Started the preparation for body removal today. Some of the stuff was already done based on work in progress so now there are only a few things left prior to being ready to pull it. As the Workshop Manual lists it, on page 5-202:

  1. Disconnect the battery cables (Done), remove the battery (Done) and disconnect the following cables and controls:
    • Cable from oil pressure switch (Done)
    • Front end lighting cable at the snap connectors on top of the air duct (Done)
    • H.T. and L.T. cables from the coil (Done)
    • Both cables from the generator (Done)
    • Cables from the temperature transmitter (Done)
    • Earthing cable from the engine (Done)
    • Tachometer drive cable from the distributor (Done...found this broken, though it did work the last time I ran the engine. Hate to have to route that damn thing through the heater again...what a pain!)
    • Choke and accelerator controls at the carburettor (Done)
    • Hydraulic pipe at the connection between thc brake master cylinder and three-way connector adjacent to the front suspension on the left-hand side of the car (Done)
    • Handbrake cable (Previously done for repair)
    • Accelerator relay lever (1 mills pin and split pin with washers) (Not done)
  2. Remove:
    • Bonnet (four bolts) (Not done)
    • Both seats (One already done, pulled the passenger's, so done-done)
    • Four bolts securing the facia support bracket to the floor (Previously done for transmission pull)
    • Floor covering (Done, but never really there in the first place)
    • Spare wheel (Done)
    • Fuel tank (Done)
    • Release all clips securing the cable loom to the chassis. Pass the cable loom under the outer left-hand side tie rod and withdraw the loom clear of the engine (Done)
    • Release the clamp bolt from the lower steering coupling and push the inner column upwards, clear of front suspension (Not done)
  3. Disconnect the radius arms from the body (Not done...and not looking forward to it, either!)
  4. Remove 12 bolts securing the body to the floor (Not done)
  5. Attach lifting tackle and lift the body clear of the chassis (Definitely not done).
Unless I missed it, the manual does not mention removal of the hydraulic pipe between the clutch master cylinder and the slave cylinder, so I did do that as well.

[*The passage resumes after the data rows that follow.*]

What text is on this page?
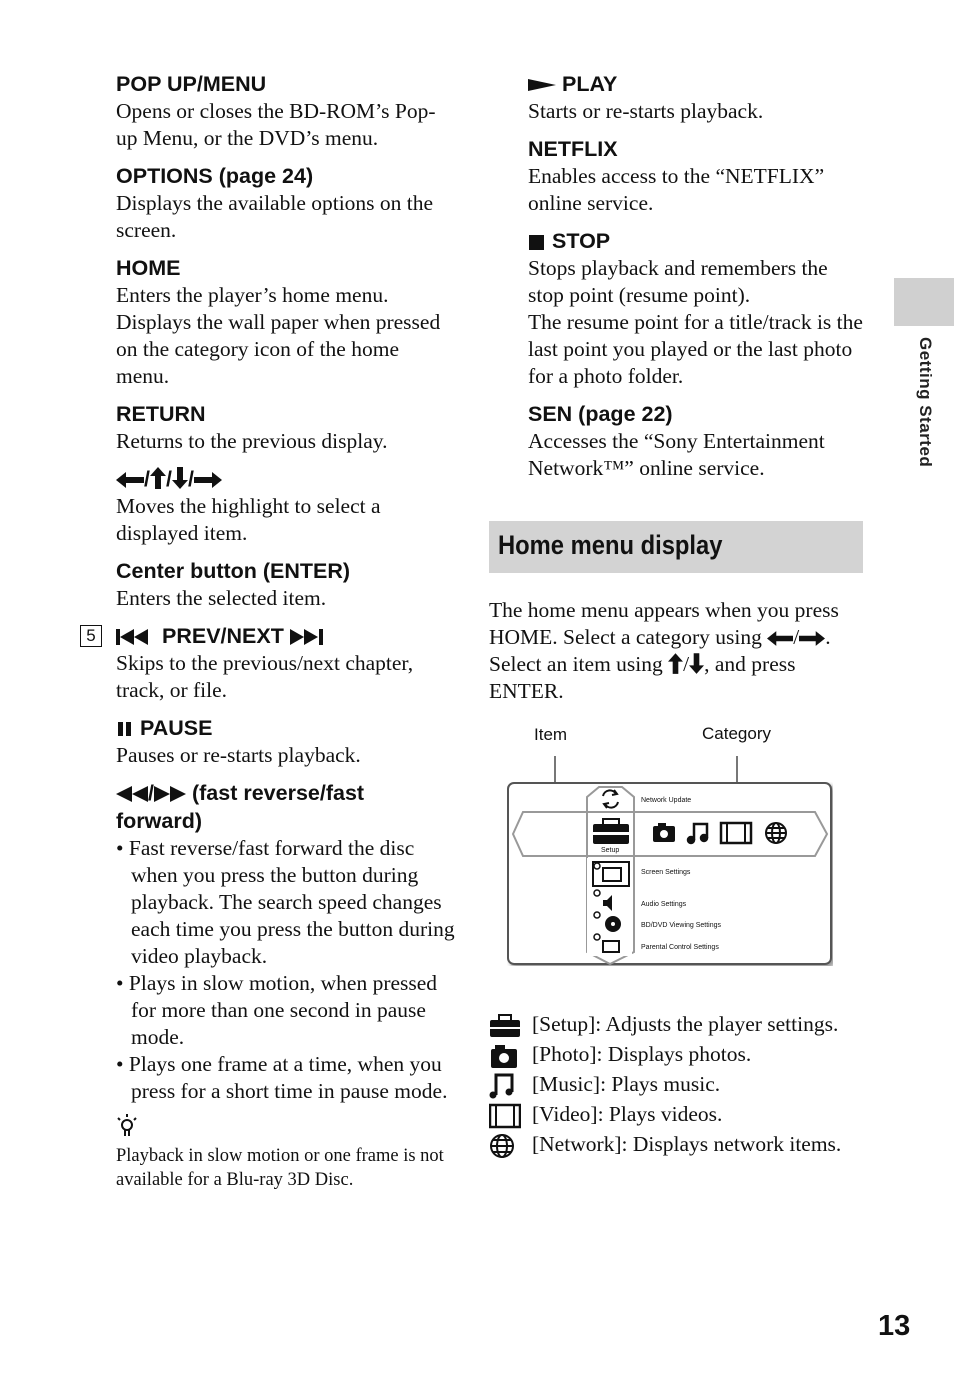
POP UP/MENU

Opens or closes the BD-ROM’s Pop-up Menu, or the DVD’s menu.

OPTIONS (page 24)

Displays the available options on the screen.

HOME

Enters the player’s home menu. Displays the wall paper when pressed on the category icon of the home menu.

RETURN

Returns to the previous display.

/ / /

Moves the highlight to select a displayed item.

Center button (ENTER)

Enters the selected item.

5	PREV/NEXT

Skips to the previous/next chapter, track, or file.

PAUSE

Pauses or re-starts playback.

/ (fast reverse/fast forward)

• Fast reverse/fast forward the disc when you press the button during playback. The search speed changes each time you press the button during video playback.
• Plays in slow motion, when pressed for more than one second in pause mode.
• Plays one frame at a time, when you press for a short time in pause mode.

Playback in slow motion or one frame is not available for a Blu-ray 3D Disc.

PLAY

Starts or re-starts playback.

NETFLIX

Enables access to the “NETFLIX” online service.

STOP

Stops playback and remembers the stop point (resume point).

The resume point for a title/track is the last point you played or the last photo for a photo folder.

SEN (page 22)

Accesses the “Sony Entertainment Network™” online service.

Home menu display
The home menu appears when you press HOME. Select a category using / . Select an item using / , and press ENTER.
Item	Category
Network Update
Setup
Screen Settings
Audio Settings
BD/DVD Viewing Settings
Parental Control Settings
[Setup]: Adjusts the player settings.
[Photo]: Displays photos.
[Music]: Plays music.
[Video]: Plays videos.
[Network]: Displays network items.
Getting Started
13
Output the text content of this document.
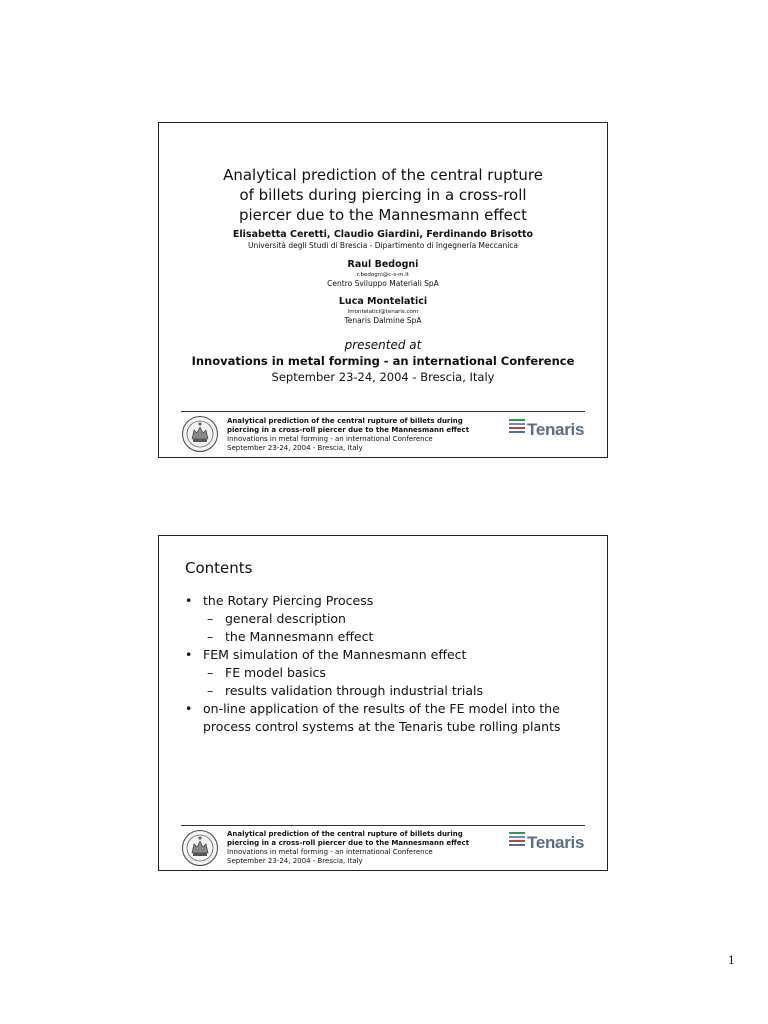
Analytical prediction of the central rupture
of billets during piercing in a cross-roll
piercer due to the Mannesmann effect
Elisabetta Ceretti, Claudio Giardini, Ferdinando Brisotto
Università degli Studi di Brescia - Dipartimento di Ingegneria Meccanica
Raul Bedogni
r.bedogni@c-s-m.it
Centro Sviluppo Materiali SpA
Luca Montelatici
lmontelatici@tenaris.com
Tenaris Dalmine SpA
presented at
Innovations in metal forming - an international Conference
September 23-24, 2004 - Brescia, Italy
Analytical prediction of the central rupture of billets during
piercing in a cross-roll piercer due to the Mannesmann effect
Innovations in metal forming - an international Conference
September 23-24, 2004 - Brescia, Italy
Tenaris
Contents
• the Rotary Piercing Process
– general description
– the Mannesmann effect
• FEM simulation of the Mannesmann effect
– FE model basics
– results validation through industrial trials
• on-line application of the results of the FE model into the process control systems at the Tenaris tube rolling plants
Analytical prediction of the central rupture of billets during
piercing in a cross-roll piercer due to the Mannesmann effect
Innovations in metal forming - an international Conference
September 23-24, 2004 - Brescia, Italy
Tenaris
1
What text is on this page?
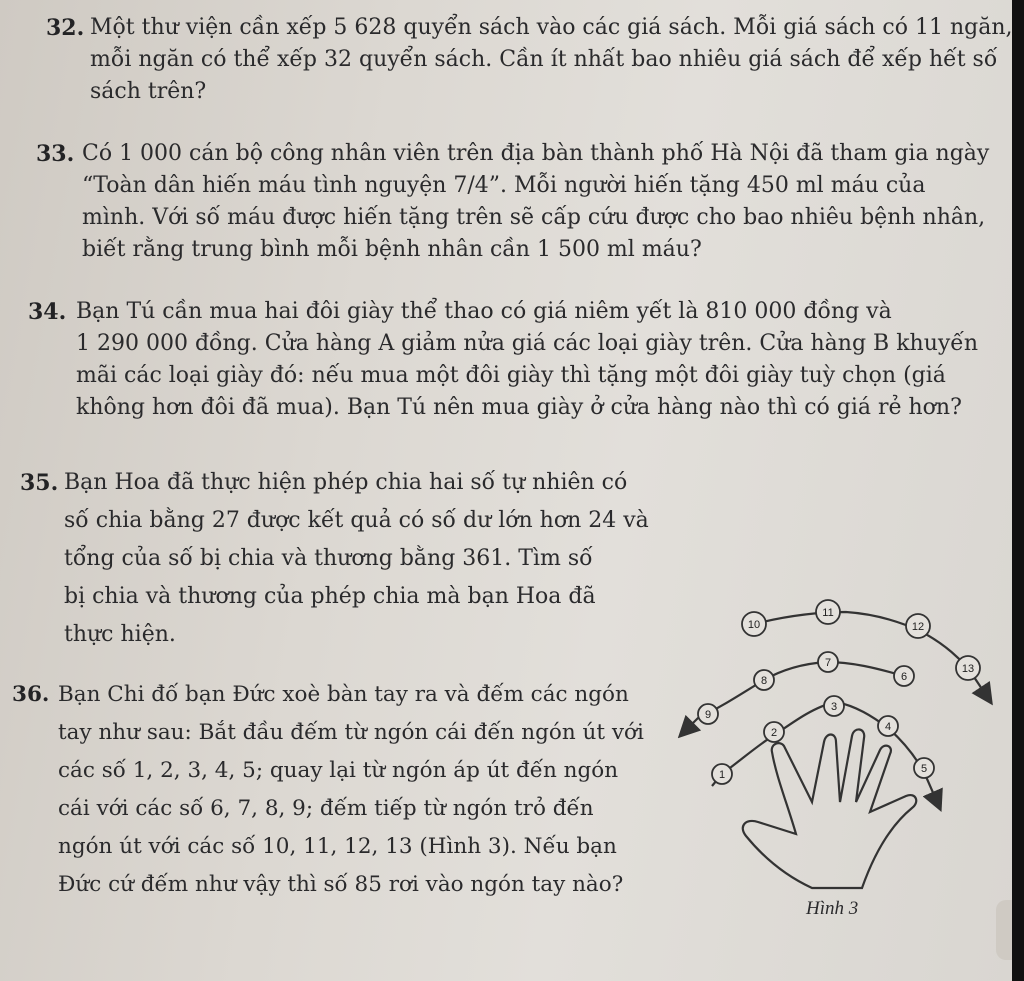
32. Một thư viện cần xếp 5 628 quyển sách vào các giá sách. Mỗi giá sách có 11 ngăn,
mỗi ngăn có thể xếp 32 quyển sách. Cần ít nhất bao nhiêu giá sách để xếp hết số
sách trên?
33. Có 1 000 cán bộ công nhân viên trên địa bàn thành phố Hà Nội đã tham gia ngày
“Toàn dân hiến máu tình nguyện 7/4”. Mỗi người hiến tặng 450 ml máu của
mình. Với số máu được hiến tặng trên sẽ cấp cứu được cho bao nhiêu bệnh nhân,
biết rằng trung bình mỗi bệnh nhân cần 1 500 ml máu?
34. Bạn Tú cần mua hai đôi giày thể thao có giá niêm yết là 810 000 đồng và
1 290 000 đồng. Cửa hàng A giảm nửa giá các loại giày trên. Cửa hàng B khuyến
mãi các loại giày đó: nếu mua một đôi giày thì tặng một đôi giày tuỳ chọn (giá
không hơn đôi đã mua). Bạn Tú nên mua giày ở cửa hàng nào thì có giá rẻ hơn?
35. Bạn Hoa đã thực hiện phép chia hai số tự nhiên có
số chia bằng 27 được kết quả có số dư lớn hơn 24 và
tổng của số bị chia và thương bằng 361. Tìm số
bị chia và thương của phép chia mà bạn Hoa đã
thực hiện.
36. Bạn Chi đố bạn Đức xoè bàn tay ra và đếm các ngón
tay như sau: Bắt đầu đếm từ ngón cái đến ngón út với
các số 1, 2, 3, 4, 5; quay lại từ ngón áp út đến ngón
cái với các số 6, 7, 8, 9; đếm tiếp từ ngón trỏ đến
ngón út với các số 10, 11, 12, 13 (Hình 3). Nếu bạn
Đức cứ đếm như vậy thì số 85 rơi vào ngón tay nào?
1
2
3
4
5
6
7
8
9
10
11
12
13
Hình 3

Not too bad for about 2 hours of work. If figure if I can get some solid time tomorrow, I should be able to get everything else done with the exception of the bonnet removal (I don't plan on doing that until just before I pull the body). I should be able to get the accelerator relay lever and the steering column done without much issue. That shouldn't take long and I'll give it a shot at the radius arms and see how they go. Hopefully I'll get lucky there and they will unbolt easily. Otherwise, I'll soak them in some WD-40 for a day or so and revisit.

The "three-way connector adjacent to the front suspension on the left-hand side of the car"
Master cylinders drained. I put a paper towel in each reservoir and in the pipe holes.
The wiring harness in the engine compartment was in pretty sad shape. I think I may have mentioned that, with the exception that the dynamo is not charging the battery, I have not found any electrical faults in the car. However, the wires up there have insulation that is cracking and some have been repaired (poorly) with new connectors at least once. And years of oil leaks and general road grime has left several of them covered with that black gooey stuff common to LBCs. I figure a visit to British Wiring (or some other source that may be cheaper) will solve all of my problems. A full wiring harness refresh will be in order once I get the whole thing out of the car, especially since I have the black car's harness as well.
The hole through which the engine compartment portion of the wiring harness comes through. Need a new rubber grommet.
The harness. Hard to tell, but there's grease and grime all over it. Pretty sure they used all blue harness wrap, too. Nice.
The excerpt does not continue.